C’est aux Barbares que l’on doit l’introduction de l’épeautre en Europe du Nord. Cette céréale rustique couramment cultivée sur les sols pauvres avait presque entièrement disparu au XXème siècle, abandonnée à cause de son faible rendement. Mais son déclin avait déjà commencé au XIXème siècle. En effet,  le grain reste fortement attaché à la balle (enveloppe)  et nécessite un laborieux décorticage avant de pouvoir être travaillé. Or les moulins artisanaux qui détenaient ce savoir-faire commençaient déjà à disparaître  progressivement dès la fin du XIXème siècle.



Aujourd’hui, la Belgique est le 1er producteur mondial. On cultive aussi l’épeautre en Alsace, dans les Ardennes Françaises et en Toscane. Cette répartition s’explique par la présence de sols pauvres et/ou de conditions climatiques rudes qui lui conviennent bien.

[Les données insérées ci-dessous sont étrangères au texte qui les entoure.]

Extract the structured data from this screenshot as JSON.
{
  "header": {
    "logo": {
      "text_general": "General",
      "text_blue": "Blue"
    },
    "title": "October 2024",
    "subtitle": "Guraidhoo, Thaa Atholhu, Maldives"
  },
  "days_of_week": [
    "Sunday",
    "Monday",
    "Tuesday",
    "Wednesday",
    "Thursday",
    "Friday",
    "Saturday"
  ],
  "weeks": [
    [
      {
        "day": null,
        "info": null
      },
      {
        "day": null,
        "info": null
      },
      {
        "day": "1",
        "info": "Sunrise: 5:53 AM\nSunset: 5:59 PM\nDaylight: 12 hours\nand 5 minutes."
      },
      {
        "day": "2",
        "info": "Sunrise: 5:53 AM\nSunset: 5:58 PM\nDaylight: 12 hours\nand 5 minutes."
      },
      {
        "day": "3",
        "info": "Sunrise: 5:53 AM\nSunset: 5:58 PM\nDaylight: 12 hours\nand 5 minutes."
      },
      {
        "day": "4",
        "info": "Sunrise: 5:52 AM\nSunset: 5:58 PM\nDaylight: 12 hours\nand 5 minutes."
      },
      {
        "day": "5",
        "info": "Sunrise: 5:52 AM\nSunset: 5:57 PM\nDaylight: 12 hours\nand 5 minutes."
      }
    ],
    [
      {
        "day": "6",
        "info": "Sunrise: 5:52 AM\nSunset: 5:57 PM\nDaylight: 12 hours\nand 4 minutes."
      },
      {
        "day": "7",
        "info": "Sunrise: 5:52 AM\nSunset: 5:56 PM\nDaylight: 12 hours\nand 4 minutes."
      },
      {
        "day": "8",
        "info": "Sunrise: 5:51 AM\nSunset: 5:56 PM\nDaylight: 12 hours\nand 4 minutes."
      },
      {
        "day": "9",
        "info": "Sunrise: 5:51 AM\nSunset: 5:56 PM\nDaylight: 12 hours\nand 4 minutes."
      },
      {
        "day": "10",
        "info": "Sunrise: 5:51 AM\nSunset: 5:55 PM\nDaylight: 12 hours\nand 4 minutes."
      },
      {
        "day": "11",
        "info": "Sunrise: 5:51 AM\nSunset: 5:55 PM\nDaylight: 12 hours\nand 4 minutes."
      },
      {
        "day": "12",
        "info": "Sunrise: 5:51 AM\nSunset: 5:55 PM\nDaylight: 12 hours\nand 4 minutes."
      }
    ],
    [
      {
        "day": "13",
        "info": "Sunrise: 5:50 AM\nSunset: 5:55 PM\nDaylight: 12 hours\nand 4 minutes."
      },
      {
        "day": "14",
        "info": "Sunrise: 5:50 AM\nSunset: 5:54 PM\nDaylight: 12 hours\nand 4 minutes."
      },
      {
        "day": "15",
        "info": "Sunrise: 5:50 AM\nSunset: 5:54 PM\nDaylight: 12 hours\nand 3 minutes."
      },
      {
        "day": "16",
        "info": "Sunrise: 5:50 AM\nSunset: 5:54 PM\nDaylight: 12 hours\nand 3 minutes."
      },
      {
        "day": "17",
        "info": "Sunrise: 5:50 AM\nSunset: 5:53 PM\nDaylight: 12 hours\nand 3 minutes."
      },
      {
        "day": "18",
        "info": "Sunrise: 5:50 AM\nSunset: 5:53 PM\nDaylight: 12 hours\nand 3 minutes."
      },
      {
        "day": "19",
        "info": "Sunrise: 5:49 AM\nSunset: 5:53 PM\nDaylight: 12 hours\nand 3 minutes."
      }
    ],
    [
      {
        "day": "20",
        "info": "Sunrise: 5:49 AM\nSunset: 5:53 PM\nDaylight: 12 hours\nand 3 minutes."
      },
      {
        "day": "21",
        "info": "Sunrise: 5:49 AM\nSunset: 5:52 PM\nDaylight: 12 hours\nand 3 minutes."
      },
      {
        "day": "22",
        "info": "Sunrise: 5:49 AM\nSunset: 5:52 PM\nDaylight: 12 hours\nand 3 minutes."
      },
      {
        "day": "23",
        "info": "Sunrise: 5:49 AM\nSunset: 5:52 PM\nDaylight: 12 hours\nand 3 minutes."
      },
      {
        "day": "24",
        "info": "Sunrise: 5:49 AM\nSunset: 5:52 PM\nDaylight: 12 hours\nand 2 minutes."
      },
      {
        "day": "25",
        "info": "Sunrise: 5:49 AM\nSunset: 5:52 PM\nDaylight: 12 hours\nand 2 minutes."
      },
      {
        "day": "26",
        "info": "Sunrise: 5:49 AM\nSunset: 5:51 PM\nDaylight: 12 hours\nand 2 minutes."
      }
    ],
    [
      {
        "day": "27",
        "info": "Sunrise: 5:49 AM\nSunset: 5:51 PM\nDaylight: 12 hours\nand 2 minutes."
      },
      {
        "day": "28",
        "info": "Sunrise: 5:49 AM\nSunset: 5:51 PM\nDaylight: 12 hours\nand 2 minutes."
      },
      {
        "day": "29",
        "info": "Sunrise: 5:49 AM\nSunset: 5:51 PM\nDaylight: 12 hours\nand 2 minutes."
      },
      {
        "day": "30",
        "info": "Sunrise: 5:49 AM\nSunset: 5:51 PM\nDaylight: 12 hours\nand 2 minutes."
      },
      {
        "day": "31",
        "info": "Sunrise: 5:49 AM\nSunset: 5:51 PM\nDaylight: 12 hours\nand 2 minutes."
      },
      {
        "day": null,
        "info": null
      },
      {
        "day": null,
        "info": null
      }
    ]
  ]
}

Très résistant, robuste, peu sujet aux maladies,  l’épeautre pousse naturellement sans engrais ni pesticides. Comportant plusieurs variétés, c’est une céréale tout à la fois savoureuse, onctueuse et digeste.

  
 

Sa composition nutritionnelle est très proche de celle du blé. Il est cependant plus riche en protéines : jusqu’à 16 % en moyenne contre 12 % en moyenne pour le blé. Sa teneur en magnésium, 10 fois plus élevée que celle du blé, en fait un anti-stress idéal ! L’épeautre contient également une bonne teneur en fer, phosphore, vitamines A, E, PP et B.

- L’épeautre, contenant de la gliadine, est interdit dans les régimes sans gluten.